Living in a large metro area has economic advantages that I have relied on to survive, but one downside has been weighing on me more than most: light.
The level of light pollution near my home is heavy, and keeps me from enjoying the actual “night” part of nighttime. I used to live in an International Dark Sky city (Flagstaff, AZ, USA), and that 3-year experience was pure magic in altering my perception of space. Oceans of stars interrupted by the black voids of mountains and plateaus. It was bewitching, and my first week there I struggled to accept how I could have lived 30 years on Earth before actually seeing the sky.
During my time there as a college student, I cherished going for long walks after work and watching the common occurrence of meteor showers and falling stars. I could see the Milky Way, but not my hand in front of my face! Even the texture of the moon was crisp.
Now, being so preoccupied making the most of each day, I admit that sometimes I have taken darkness for granted.

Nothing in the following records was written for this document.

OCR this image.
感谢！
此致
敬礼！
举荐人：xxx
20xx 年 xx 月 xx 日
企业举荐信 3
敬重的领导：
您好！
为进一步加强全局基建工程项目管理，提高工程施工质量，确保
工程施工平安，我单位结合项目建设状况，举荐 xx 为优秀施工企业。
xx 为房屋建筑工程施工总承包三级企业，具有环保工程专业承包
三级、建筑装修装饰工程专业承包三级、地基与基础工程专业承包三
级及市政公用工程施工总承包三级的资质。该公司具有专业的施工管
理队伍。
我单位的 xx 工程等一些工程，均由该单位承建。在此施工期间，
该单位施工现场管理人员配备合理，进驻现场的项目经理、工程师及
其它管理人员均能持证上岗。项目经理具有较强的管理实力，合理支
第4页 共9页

And living where I do now, without being able to experience nighttime, I fail to celebrate dusk the way I do the dawn.
But darkness is sacred and in urgent need of protection. As much as I want to travel back to dark skies whenever time and money permit, a better choice is to do all I can to encourage the restoration of darkness where I live. Tracing constellations on a computer screen or even through a telescope can’t compare to the immersive wonder of a full, panoramic nightscape that dissolves along the periphery of vision. It’s easy to be awestruck and inspired; I’m hardly an outlier in finding many of favorite speculative films and stories surround the mysteries of space.
If you’re curious what we can do as individuals and communities to protect the night, I recommend checking out more information at the official website of the International Dark-Sky Association. It has a lot of guides detailing how nature and people are affected by light pollution, and positive steps to take that have proven effective. Maps are also included to direct you towards your nearest Dark Sky location. I hope one is close to you.
(Not to sound too much like Snake Plissken, but I hope dark skies are close to all of us someday).